穆清转身,离修见此,问道:“公子咱们去哪啊。”
穆清嘴边挂起淡淡的笑,面部柔和起来,说:“花园。”
离修摇摇头……公子这也太好哄了。
李小姐今日可算是“盛装出席”。
身着嫩粉色撒花天丝裙,头上戴着朝阳琉璃钗,耳上坠了七星灵石,颈间还添上一条翡翠链。
行走间,身上散发着难以忽视的香气。不时还用蜀绣帕子掩嘴娇笑。
见了凌阳,她客套几句说什么谢谢昨天将她扶起什么的,带了好些东西。只不过这些东西里……大多是吃食,数量极多。凌阳有些不解。
李小姐拿起帕子遮嘴,轻笑:“公主用不完,分给他人也可呀。”不等凌阳细想这话中深意,又说:“吃了些茶食,倒也想散散步,听闻公主府上有不少美景,不知今日可否有幸一见?”
凌阳看着桌上没怎么动的茶点,心想这小姐的胃当真比燕雀还小。面上却不露声色,带李小姐在府中闲逛。

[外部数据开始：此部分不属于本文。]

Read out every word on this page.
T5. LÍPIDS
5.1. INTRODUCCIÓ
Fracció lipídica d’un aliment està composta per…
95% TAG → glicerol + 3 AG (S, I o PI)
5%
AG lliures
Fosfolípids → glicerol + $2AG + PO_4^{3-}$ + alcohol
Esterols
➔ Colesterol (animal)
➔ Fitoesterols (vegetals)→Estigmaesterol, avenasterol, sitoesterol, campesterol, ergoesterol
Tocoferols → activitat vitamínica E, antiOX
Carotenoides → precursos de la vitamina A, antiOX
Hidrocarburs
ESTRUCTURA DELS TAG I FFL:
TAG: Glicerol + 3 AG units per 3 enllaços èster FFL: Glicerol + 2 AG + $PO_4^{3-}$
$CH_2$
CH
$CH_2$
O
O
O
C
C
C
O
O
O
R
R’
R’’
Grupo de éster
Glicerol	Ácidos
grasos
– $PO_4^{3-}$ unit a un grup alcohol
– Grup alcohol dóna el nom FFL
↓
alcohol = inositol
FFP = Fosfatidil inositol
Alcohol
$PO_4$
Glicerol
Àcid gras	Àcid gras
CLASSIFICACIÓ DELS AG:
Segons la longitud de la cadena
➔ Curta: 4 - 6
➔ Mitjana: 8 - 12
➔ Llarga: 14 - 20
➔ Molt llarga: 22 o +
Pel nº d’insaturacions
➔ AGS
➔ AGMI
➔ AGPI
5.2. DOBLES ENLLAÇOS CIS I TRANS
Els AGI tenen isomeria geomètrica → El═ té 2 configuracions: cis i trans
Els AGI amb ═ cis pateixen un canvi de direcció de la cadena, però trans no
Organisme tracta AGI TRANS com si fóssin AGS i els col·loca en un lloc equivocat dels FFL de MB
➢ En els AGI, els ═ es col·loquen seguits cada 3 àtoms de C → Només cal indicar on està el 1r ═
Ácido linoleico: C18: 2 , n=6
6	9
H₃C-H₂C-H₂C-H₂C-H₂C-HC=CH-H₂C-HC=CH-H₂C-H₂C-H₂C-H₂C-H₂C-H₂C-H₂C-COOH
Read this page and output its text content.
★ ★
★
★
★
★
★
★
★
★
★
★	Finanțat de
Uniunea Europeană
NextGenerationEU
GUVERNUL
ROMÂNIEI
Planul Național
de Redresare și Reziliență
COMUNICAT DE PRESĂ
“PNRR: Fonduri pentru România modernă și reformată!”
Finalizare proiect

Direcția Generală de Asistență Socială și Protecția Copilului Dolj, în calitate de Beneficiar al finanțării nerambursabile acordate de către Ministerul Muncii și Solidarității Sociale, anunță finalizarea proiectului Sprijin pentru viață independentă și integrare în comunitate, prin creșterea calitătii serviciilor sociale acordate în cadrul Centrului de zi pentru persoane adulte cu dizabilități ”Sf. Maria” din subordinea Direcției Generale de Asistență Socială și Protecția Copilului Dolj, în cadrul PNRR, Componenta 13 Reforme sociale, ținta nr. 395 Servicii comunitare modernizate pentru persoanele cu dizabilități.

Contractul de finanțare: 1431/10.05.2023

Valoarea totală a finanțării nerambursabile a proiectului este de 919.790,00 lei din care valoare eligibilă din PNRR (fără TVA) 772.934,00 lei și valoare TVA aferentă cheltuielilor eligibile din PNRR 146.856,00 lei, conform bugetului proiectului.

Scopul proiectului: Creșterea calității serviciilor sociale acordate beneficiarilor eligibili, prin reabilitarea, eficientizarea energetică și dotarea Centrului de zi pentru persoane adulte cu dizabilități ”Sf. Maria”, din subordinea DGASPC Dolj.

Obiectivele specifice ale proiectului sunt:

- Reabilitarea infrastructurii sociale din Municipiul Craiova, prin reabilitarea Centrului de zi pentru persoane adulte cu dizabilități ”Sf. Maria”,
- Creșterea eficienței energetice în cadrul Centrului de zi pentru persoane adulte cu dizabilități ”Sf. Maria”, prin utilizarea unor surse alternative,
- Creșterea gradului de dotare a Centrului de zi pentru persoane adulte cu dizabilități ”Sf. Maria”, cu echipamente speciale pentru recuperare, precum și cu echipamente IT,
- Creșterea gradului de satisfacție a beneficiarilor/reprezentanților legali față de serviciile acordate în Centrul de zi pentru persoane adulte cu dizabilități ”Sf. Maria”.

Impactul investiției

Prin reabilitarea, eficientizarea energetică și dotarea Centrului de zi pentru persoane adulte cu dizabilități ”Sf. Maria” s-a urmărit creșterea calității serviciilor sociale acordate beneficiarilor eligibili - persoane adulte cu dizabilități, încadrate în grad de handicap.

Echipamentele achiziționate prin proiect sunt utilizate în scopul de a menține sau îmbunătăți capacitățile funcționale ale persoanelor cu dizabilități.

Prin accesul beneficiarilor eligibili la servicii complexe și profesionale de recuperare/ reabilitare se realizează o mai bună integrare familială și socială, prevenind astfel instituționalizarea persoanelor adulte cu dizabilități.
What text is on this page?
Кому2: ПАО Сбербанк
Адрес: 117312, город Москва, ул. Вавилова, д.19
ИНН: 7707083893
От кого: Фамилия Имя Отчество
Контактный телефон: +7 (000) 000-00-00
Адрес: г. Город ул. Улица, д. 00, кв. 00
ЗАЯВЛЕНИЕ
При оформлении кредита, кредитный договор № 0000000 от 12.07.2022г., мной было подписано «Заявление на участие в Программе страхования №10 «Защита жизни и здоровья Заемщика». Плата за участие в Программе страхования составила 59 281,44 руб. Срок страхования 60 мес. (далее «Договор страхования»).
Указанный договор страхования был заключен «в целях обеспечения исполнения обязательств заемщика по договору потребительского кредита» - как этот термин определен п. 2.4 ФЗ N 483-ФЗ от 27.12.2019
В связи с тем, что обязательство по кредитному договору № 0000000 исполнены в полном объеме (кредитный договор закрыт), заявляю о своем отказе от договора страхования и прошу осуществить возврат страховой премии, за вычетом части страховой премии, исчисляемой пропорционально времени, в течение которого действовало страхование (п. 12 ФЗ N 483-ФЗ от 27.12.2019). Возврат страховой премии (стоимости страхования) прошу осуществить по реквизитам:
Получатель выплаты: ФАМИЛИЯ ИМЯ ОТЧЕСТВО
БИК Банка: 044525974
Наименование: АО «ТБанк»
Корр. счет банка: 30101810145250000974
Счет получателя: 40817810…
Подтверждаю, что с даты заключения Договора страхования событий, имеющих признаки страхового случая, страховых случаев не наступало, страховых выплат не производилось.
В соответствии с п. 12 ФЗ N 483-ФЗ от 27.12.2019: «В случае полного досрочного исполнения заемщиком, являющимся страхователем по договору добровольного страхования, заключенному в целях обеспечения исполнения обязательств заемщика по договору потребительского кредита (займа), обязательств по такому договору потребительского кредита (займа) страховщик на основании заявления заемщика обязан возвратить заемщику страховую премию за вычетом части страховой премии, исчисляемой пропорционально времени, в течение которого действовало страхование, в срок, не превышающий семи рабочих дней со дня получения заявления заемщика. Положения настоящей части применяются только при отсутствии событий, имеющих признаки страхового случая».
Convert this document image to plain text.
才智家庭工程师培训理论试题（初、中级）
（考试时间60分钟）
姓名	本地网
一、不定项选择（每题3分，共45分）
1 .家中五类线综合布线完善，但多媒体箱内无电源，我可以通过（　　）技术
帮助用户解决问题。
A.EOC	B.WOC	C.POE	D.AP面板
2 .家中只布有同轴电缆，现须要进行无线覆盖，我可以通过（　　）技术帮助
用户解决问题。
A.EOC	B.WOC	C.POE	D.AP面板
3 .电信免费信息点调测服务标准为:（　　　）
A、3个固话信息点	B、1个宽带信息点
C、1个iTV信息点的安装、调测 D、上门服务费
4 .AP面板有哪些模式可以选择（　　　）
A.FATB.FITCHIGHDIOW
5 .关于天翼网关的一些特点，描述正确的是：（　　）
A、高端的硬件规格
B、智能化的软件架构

直到看见在后花园的躺椅上假寐的穆清,再看李小姐哪怕用帕子都遮不住的红霞。凌阳算是明白了,这醉翁之意不在酒。哪里是想看公主府的美景,分明是想见美人啊。再者……李小姐刚才说吃食若吃不完就分给别人……这别人,是穆清吧。
凌阳摇摇头,这姑娘的心思是真的细腻啊。都要编成一张网了,也不知能否网住她心怡的男子。这么想着,视线在李小姐和穆清间扫着。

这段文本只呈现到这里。